There’s a title card just before the closing credits that presents photographs of two maids and the caption: “A Jeannette y Marisol”.
We know that the maid who inspired Lucy still worked for Silva’s family during the shoot, that she served the cast and crew, advised Mariana Loyola on the part, and, according to Silva, became good friends with her.
But as for Raquel, what happened to her?
When an interviewer asked Silva if Raquel was based directly on the maid he grew up with, the director responded:
Yes. She was working with my family until I made the film, then I showed her the film, and she quit after two weeks. Since then, she’s been away living with someone that she loves and she has a car and she has her own life. I do see her sometimes on Skype, and say “Hey, how are you?” She liked the film a lot and I think it was great for her too to see herself portrayed in such a fair way.
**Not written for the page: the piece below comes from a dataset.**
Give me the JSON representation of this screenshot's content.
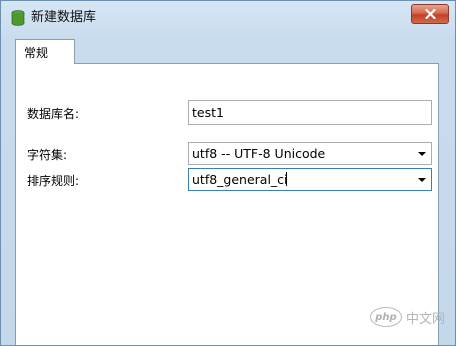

Of all the conflicted statements Silva made in his interviews about The Maid, none confound me as much as this one. Did the maid quit because of the film, or did she like it a lot? Could it really be both? And what does the fact that she has a car have to do with anything? Why does Silva point this out? What does it mean for him? And what is it supposed to mean for us, the potential viewers of the film whom the interview is designed to reach?
The car is an image of mobility. I gather Silva would like us to know that the real Raquel isn’t trapped anymore. She’s escaped the claustrophobic confines of somebody else’s house, and she no longer confuses “love” or “her own life” with the affective labor she has been hired to perform for somebody else’s children.
Good for her. Great, really.
But as mobility goes, that car won’t get her anywhere close to the distances Silva and I have traveled.